Binchester Day Twenty-nine

We really seem to be making inroads into the site at the moment; cobbled surfaces are being removed and features being dug. The stone-capped pit continues to grow and has produced another nice find: a lovely copper-alloy thimble. More features are being defined in the northern compartment of the main building; the beam slot showed up really nicely today in today's damp conditions. Work on the big feature to the south of the flagged surface has also been continuing, with stones being removed. What looks like a stone base is starting to emerge, though there is much to do in excavating in this large feature. On the eastern side of the side the features cut into the tail of the rampart have been planned and photographed. Nearby, a sondage on the southern side of the wall of the smaller structure is trying to assess the depth to which the wall survives. It would be great to get some solid dating evidence from this. We'll need to make sure any internal occupation deposits are adequately seived to retrieve material suitable for C14 dating. Not all the action happens in the trench; we've been making great strides with washing and marking the pot and bone. We need to make sure we keep on top of this aspect of the work to save time on the post-excavation later.

We also had another VIP visit today; we showed the Vice Chancellor of Durham University and his wife around the site, and explained our plans for developing the project and the site in future years. I hope he left enthused by our own excitement about Binchester and what it has to offer!


  1. Still very much enjoying the daily updates. Fun to "watch" it unfold. Do the medieval/post-medieval pits respect the lines of the old Roman walls? Or is it kind of higgledy-piggledy? Just wondering if you're finding evidence that the old Roman works were consciously being reused -- whether walls were still intact & definable some 1000 years after the end of Roman rule. Or if it was just a mash of stone-robbing & random pit-digging.

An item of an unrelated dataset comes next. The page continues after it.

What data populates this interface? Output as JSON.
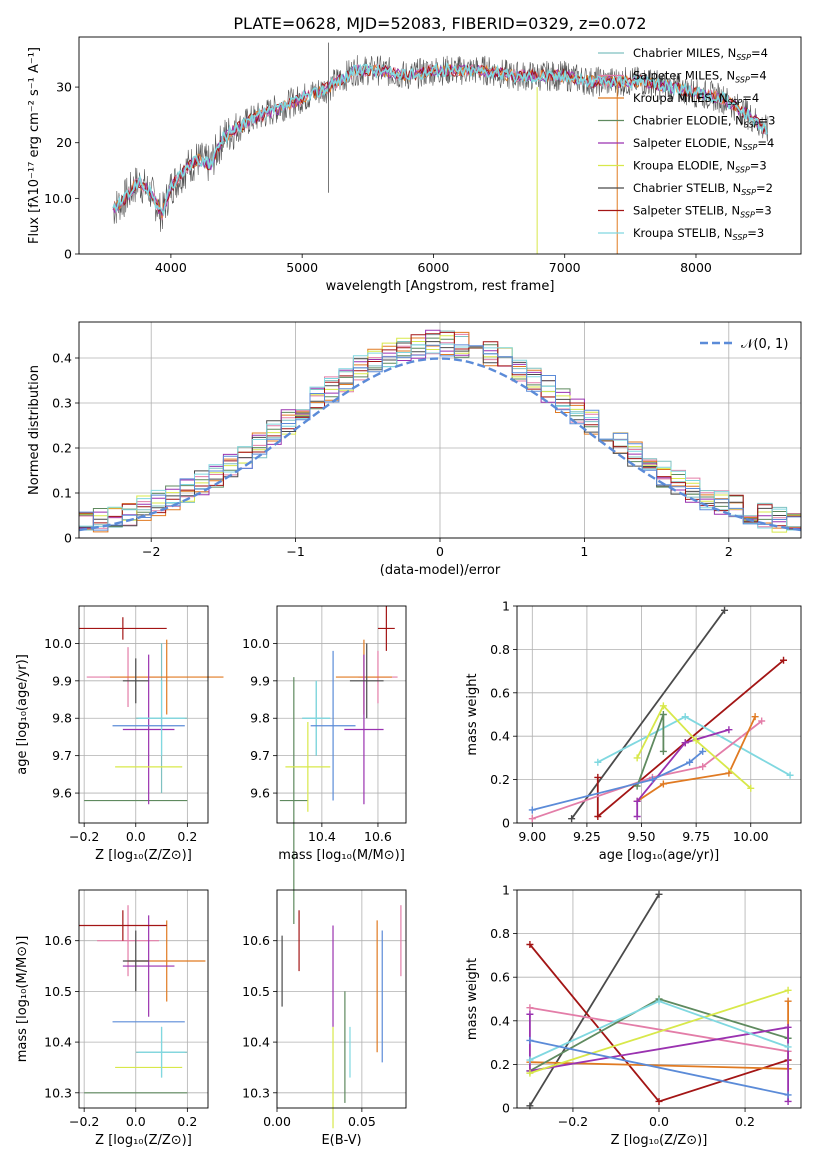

  2. Hi, there is certainly some clear evidence for the robbing of walls for stone, though it was very ad hoc in nature. For example, in some places they have just taken the facing stones from one side of the wall and not the other. I suspect that there was so much stone available at the site that they weren't terribly fussed about getting every last bit of stone out. Even if the walls weren't visible at ground surface, the remains of the ramparts are clearly visible in places and the site was likely to have been well known as a Roman site.